AP Photo/J. Scott Applewhite

Did you have Tuesday-Thursday classes in college? I hated Tuesday-Thursday classes. Tuesday-Thursday classes, in my experience, were almost certain to combine the agony of classes that were 50 percent longer than Monday-Wednesday-Friday classes, with the most boring professors on campus. It’s almost as if the provost would look at a professor and say, “Well, you look like a drab, uninteresting, colorless drone. Let’s schedule you for Tuesday-Thursday classes.”

If you have similar memories and a well-functioning imagination, imagine your worst nightmare of a Tuesday-Thursday college class made two thirds longer – a soul-destroying two and a half hours. Create that picture in your mind, complete with your recollection of the fact that when you and I were in college, we did not have the ready diversions of smartphones, tablets and laptop computers. In a crushingly dull class, we had to just sit there and take it.

Now, imagine that that classroom of yours is brimming with TV cameras ready to catch you daydreaming or dozing off.
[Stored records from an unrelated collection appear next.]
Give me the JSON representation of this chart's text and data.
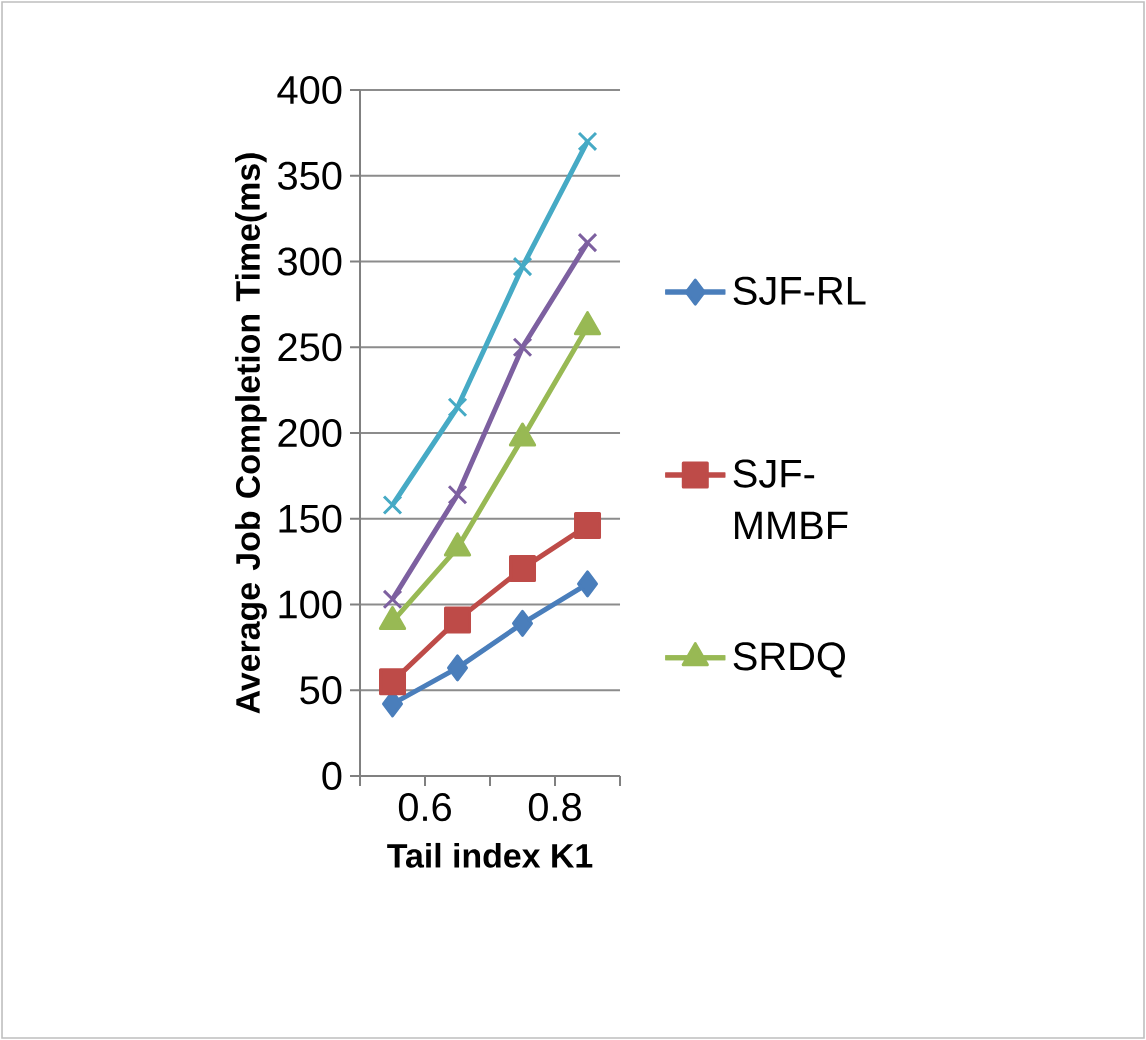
{
  "chart_data": {
    "type": "line",
    "xlabel": "Tail index K1",
    "ylabel": "Average Job Completion Time(ms)",
    "xlim": [
      0.5,
      0.9
    ],
    "xticks": [
      {
        "value": 0.5,
        "label": null
      },
      0.6,
      {
        "value": 0.7,
        "label": null
      },
      0.8,
      {
        "value": 0.9,
        "label": null
      }
    ],
    "ylim": [
      0,
      400
    ],
    "yticks": [
      0,
      50,
      100,
      150,
      200,
      250,
      300,
      350,
      400
    ],
    "grid": "y",
    "legend": "right",
    "series": [
      {
        "name": "SJF-RL",
        "color": "#4a7ebb",
        "marker": "diamond",
        "x": [
          0.55,
          0.65,
          0.75,
          0.85
        ],
        "values": [
          42,
          63,
          89,
          112
        ]
      },
      {
        "name": "SJF-MMBF",
        "color": "#be4b48",
        "marker": "square",
        "x": [
          0.55,
          0.65,
          0.75,
          0.85
        ],
        "values": [
          55,
          91,
          121,
          146
        ]
      },
      {
        "name": "SRDQ",
        "color": "#98b954",
        "marker": "triangle",
        "x": [
          0.55,
          0.65,
          0.75,
          0.85
        ],
        "values": [
          90,
          133,
          197,
          262
        ]
      },
      {
        "color": "#7d60a0",
        "marker": "cross",
        "x": [
          0.55,
          0.65,
          0.75,
          0.85
        ],
        "values": [
          103,
          164,
          250,
          311
        ]
      },
      {
        "color": "#46aac5",
        "marker": "cross",
        "x": [
          0.55,
          0.65,
          0.75,
          0.85
        ],
        "values": [
          158,
          215,
          297,
          370
        ]
      }
    ]
  }
}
Imagine those days of endless Tuesday-Thursday class lectures writ large and then put on TV for the consumption of those wishing to catch you in an unguarded moment (of severe ennui) – and you can somewhat imagine what it had to be like in the Senate chamber Wednesday when Adam Schiff gave the House’s opening statement in the Donald Trump impeachment trial.

Since the Democrats have no case – as anyone with a functioning brain stem can see and as is being made clear by their non-stop whining about the need for witnesses that they, themselves could have called but didn’t – it then becomes possible to believe that the Democrats are hoping that Senate Republicans, desperate to be relieved of mind-melting boredom, will vote to remove President Trump from office just to make it stop.

If you watched this farce – which is to say if you either don’t have a job or are obligated as a hazard of your job to suffer such codswallop – you saw a somewhat unstable man in the form of Representative Adam Schiff taking up the time of the World’s Greatest Deliberative Body. You saw him repeating the same vacuous, focus-tested, CNN-ready soundbite statements ad nauseum.

It wasn’t just dull, it was cosmically dull. There wasn’t a hint of drama. There was nothing compelling. Certainly, there was nothing that would convince an impartial observer to remove a sitting president from office and overturn a duly constituted national election.

For three years now, starting with the Mueller Russian “collusion” investigation, Adam Schiff has been over-promising and under-delivering. Senate Minority Leader Chuck Schumer’s – and the media’s – pro-forma gushing analyses notwithstanding, Schiff made a fool of himself Wednesday. He disgraced the House of Representatives and he disgraced the Constitution. His impeachment trial opening statement will go down as one of the worst, most pointless episodes on the floor of the Senate in that body’s 231-year history.

Is it any wonder, then, that as impeachment drags on, President Trump’s poll numbers only get stronger?